If the tax sale produces "excess proceeds," the former owners can get in line to be paid. However, a tax sale is an inefficient way to dispose of real estate. The trustee of this trust may have been negligent in not paying the taxes when due, or redeeming the property prior to the sale. If the sale hasn't taken place yet, the current trustee should consider redeeming the property as an option. If the trust or beneficiaries don't want the property. it's probably better to redeem and sell in an ordinary commercial listing-and-sale transaction.
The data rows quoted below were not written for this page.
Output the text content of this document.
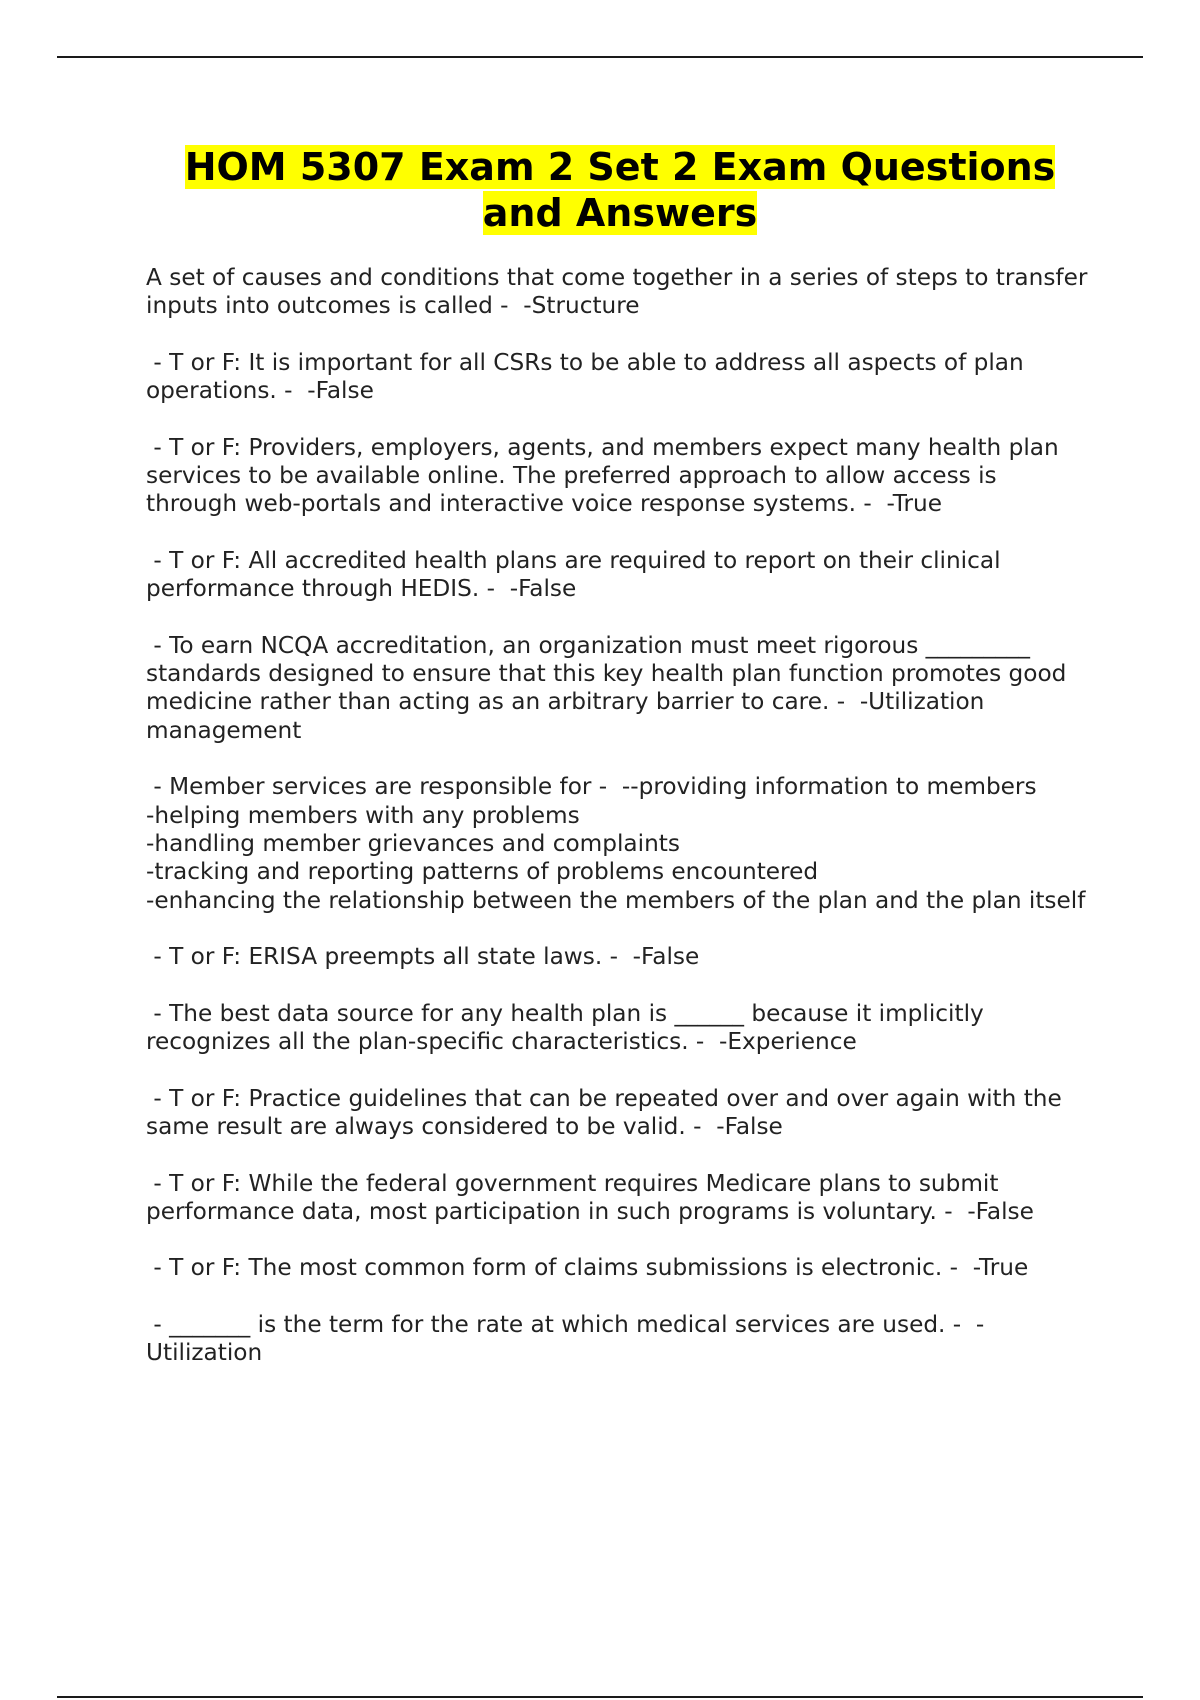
HOM 5307 Exam 2 Set 2 Exam Questions and Answers
A set of causes and conditions that come together in a series of steps to transfer inputs into outcomes is called -  -Structure
- T or F: It is important for all CSRs to be able to address all aspects of plan operations. -  -False
- T or F: Providers, employers, agents, and members expect many health plan services to be available online. The preferred approach to allow access is through web-portals and interactive voice response systems. -  -True
- T or F: All accredited health plans are required to report on their clinical performance through HEDIS. -  -False
- To earn NCQA accreditation, an organization must meet rigorous _________ standards designed to ensure that this key health plan function promotes good medicine rather than acting as an arbitrary barrier to care. -  -Utilization management
- Member services are responsible for -  --providing information to members
-helping members with any problems
-handling member grievances and complaints
-tracking and reporting patterns of problems encountered
-enhancing the relationship between the members of the plan and the plan itself
- T or F: ERISA preempts all state laws. -  -False
- The best data source for any health plan is ______ because it implicitly recognizes all the plan-specific characteristics. -  -Experience
- T or F: Practice guidelines that can be repeated over and over again with the same result are always considered to be valid. -  -False
- T or F: While the federal government requires Medicare plans to submit performance data, most participation in such programs is voluntary. -  -False
- T or F: The most common form of claims submissions is electronic. -  -True
- _______ is the term for the rate at which medical services are used. -  -Utilization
After the sale, the trust's ownership interest is wiped out, and the winning bidder will get a tax deed shortly after payment of the full bid price (which generally must equal the taxes due, and often is not much more).
Revenue & Taxation Code section 4675 says, inter alia, "(a) Any party of interest in the property may file with the county a claim for the excess proceeds, in proportion to his or her interest held with others of equal priority in the property at the time of sale, at any time prior to the expiration of one year following the recordation of the tax collector's deed to the purchaser." and
"(e) No sooner than one year following the recordation of the tax collector's deed to the purchaser, and if the excess proceeds have been claimed by any party of interest as provided herein, the excess proceeds shall be distributed on order of the board of supervisors to the parties of interest who have claimed the excess proceeds in the order of priority set forth in subdivisions (a) and (b). For the purposes of this article, parties of interest and their order of priority are:
"(1) First, lienholders of record prior to the recordation of the tax deed to the purchaser in the order of their priority.
"(2) Second, any person with title of record to all or any portion of the property prior to the recordation of the tax deed to the purchaser."
The trust would presumably fall into category (2), above.